His upcoming departure from the congregation has engendered “mixed emotions,” Diamond said. “I’m very sad. … I’d love to fulfill my contract. There’s a sanctified relationship between a rabbi and his congregants. Some have been with me for a long time. It is very difficult for me to not be able to be there to lead the congregation into the next stage of its existence.”

Eisenberg also expressed regret.

“I wish we had kept growing,” he said. “I wish there was plenty of money.”

Although he is disappointed that he will be leaving TOL*OLS, Diamond, 61, sees “exciting possibilities” as he moves into the next stage of his career.

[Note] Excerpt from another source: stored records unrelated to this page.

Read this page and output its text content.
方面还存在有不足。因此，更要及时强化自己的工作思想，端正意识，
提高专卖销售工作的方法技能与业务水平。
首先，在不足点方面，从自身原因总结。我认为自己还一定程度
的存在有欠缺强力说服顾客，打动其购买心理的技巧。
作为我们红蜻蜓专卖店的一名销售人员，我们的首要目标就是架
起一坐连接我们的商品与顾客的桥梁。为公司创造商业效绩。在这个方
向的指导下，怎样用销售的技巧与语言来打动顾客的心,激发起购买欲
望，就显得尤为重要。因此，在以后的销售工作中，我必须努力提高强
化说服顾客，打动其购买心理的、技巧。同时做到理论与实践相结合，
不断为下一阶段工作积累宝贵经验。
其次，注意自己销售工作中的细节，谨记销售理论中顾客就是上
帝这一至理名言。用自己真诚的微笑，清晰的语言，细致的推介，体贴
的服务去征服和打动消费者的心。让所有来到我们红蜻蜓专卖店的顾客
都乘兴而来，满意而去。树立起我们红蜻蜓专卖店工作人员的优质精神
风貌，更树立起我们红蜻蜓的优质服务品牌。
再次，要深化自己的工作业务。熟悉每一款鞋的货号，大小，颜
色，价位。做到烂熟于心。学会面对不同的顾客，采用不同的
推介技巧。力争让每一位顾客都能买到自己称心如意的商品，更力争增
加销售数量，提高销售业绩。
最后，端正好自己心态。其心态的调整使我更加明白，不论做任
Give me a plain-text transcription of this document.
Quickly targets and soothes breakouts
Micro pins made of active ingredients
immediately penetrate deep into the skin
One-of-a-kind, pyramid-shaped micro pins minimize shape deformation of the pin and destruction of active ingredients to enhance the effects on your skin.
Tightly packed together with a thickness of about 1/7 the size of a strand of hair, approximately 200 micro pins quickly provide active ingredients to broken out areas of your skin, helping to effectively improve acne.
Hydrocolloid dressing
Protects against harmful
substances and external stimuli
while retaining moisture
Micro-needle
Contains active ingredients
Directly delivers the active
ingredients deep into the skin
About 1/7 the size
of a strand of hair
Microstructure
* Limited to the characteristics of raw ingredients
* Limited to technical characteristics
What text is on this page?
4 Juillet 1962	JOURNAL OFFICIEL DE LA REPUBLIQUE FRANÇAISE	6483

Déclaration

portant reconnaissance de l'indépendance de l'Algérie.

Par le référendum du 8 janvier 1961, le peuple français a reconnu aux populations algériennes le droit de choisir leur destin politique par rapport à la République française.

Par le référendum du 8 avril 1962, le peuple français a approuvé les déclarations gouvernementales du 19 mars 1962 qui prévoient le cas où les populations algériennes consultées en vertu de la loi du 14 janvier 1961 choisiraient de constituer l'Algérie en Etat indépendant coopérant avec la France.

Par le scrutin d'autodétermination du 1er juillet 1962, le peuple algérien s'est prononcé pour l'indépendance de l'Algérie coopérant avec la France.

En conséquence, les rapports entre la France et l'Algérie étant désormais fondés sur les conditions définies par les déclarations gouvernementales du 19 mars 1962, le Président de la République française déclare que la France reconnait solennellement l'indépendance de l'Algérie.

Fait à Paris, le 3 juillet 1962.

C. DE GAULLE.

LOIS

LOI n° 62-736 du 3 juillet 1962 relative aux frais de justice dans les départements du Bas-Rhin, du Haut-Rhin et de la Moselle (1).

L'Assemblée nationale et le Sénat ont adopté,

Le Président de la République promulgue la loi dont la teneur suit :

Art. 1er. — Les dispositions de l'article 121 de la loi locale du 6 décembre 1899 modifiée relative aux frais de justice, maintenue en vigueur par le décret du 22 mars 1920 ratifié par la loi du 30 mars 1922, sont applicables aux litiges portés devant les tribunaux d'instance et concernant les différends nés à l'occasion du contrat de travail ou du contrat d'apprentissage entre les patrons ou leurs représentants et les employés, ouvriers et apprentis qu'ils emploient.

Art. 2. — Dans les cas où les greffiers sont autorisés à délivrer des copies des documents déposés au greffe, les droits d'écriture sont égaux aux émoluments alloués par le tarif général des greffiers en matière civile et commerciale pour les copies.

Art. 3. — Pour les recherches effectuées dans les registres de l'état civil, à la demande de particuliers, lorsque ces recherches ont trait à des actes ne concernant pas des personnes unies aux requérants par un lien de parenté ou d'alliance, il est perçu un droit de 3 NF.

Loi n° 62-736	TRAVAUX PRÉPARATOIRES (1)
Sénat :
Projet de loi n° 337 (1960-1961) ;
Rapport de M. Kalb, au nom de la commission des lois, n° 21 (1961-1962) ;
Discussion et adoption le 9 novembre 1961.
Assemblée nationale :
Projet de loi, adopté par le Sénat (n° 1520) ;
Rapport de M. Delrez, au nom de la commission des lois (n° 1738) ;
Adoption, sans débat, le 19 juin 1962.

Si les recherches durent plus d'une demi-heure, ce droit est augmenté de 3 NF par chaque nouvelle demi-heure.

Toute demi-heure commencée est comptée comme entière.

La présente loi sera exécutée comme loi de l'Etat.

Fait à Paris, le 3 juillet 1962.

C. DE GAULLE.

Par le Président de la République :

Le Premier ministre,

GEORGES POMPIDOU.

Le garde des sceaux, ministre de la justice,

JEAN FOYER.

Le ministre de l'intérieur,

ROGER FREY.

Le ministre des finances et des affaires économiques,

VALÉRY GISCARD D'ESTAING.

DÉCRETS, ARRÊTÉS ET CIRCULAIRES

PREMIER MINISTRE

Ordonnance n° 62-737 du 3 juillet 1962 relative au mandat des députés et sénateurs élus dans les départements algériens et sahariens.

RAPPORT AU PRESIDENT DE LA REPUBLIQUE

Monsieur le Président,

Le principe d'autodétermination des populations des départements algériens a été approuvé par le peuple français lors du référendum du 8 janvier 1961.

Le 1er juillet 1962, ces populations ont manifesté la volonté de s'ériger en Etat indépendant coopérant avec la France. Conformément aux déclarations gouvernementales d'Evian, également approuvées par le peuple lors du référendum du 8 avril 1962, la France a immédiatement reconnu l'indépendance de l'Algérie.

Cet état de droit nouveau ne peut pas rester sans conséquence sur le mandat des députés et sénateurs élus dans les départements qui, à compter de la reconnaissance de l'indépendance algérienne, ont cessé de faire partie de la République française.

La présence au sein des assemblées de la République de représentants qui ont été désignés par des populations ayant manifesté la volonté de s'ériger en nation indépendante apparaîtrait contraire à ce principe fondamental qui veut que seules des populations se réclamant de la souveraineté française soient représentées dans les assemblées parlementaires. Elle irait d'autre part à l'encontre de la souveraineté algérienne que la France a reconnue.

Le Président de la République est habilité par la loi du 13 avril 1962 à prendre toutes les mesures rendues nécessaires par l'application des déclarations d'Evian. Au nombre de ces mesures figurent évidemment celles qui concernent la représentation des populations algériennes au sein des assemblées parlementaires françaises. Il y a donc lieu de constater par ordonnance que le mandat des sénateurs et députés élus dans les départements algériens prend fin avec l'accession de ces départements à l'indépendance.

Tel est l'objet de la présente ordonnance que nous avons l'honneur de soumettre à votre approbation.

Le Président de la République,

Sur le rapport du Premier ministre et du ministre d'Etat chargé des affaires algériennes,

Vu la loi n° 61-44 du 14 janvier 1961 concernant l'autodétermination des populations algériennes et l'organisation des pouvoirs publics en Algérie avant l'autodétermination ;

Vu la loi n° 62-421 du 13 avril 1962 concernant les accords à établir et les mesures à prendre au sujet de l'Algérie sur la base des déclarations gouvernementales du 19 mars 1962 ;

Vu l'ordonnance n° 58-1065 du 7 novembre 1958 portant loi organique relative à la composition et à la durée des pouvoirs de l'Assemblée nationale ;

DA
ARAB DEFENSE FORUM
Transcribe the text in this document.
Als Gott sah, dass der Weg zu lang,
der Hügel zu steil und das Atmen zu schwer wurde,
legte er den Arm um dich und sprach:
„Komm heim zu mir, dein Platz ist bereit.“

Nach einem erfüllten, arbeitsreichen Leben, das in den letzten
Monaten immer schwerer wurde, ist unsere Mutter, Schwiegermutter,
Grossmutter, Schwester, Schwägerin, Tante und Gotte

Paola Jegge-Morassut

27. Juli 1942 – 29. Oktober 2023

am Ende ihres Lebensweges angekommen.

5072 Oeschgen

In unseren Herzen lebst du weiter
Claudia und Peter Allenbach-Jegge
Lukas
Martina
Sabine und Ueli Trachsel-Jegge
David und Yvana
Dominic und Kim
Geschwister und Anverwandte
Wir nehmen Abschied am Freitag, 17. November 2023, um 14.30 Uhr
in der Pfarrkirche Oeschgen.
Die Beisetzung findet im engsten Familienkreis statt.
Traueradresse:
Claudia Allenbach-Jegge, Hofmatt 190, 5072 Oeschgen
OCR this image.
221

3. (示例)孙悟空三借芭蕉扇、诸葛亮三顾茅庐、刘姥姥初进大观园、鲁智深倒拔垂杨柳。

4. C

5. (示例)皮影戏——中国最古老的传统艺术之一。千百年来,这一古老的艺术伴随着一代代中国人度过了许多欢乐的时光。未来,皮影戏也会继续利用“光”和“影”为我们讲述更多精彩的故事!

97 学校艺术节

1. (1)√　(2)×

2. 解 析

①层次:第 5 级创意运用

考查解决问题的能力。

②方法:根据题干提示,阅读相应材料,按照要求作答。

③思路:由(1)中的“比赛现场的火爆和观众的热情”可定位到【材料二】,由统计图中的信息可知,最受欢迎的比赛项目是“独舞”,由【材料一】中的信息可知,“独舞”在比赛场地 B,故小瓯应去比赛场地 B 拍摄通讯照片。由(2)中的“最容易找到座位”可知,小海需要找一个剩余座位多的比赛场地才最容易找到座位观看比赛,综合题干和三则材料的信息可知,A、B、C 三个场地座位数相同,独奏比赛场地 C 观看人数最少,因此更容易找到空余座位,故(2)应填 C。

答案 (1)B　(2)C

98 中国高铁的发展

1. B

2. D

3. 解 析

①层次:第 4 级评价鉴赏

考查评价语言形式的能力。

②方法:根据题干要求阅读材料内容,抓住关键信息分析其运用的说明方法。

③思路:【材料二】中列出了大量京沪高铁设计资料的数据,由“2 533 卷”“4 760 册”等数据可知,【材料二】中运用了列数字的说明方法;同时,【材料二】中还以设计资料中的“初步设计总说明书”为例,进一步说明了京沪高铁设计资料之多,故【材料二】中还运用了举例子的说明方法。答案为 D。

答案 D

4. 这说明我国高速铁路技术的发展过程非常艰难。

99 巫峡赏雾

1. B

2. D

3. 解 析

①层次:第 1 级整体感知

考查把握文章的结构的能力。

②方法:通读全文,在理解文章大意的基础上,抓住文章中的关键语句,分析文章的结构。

“The year sabbatical gives me time to put some of my ideas into action without having to worry about the financial effects,” he explained. “I’m much more worried about the synagogue’s future than mine.

“From now until June 30, I will be continuing to serve as best I can as rabbi of Tree of Life*Or L’Simcha,” he continued. “But come July 1, the Jewish community should be put on warning that I will be unleashed.”

Diamond is considering a host of potential projects, including writing a series of children’s books and starting a “part-time shul for part-time Jews with part-time dues.”

“I have a lot of creative ideas and I have a lot of confidence in my abilities and what I have to offer the Jewish community,” he said.

TOL*OLS, which is currently evaluating its future, is considering the possibility of collaborating with other Jewish communal organizations, most notably the Jewish Association on Aging (see The Jewish Chronicle, Sept. 9, “Congregations, JAA examine occupying one site”) but has no definite plan in place regarding future spiritual leadership, Eisenberg said. TOL*OLS will allow Diamond to officiate at simchas to which he was already committed, and the congregation “will be actively seeking a rabbinical replacement over the next year,” Eisenberg said.

“We will reinvent ourselves,” Eisenberg continued. “I’m feeling good about the future. We would like to figure out a community solution to the underutilization of synagogue space. We will be talking to other community organizations and synagogues. I see the solution as in the community, not within our walls. If we all sit in silos, everyone loses.”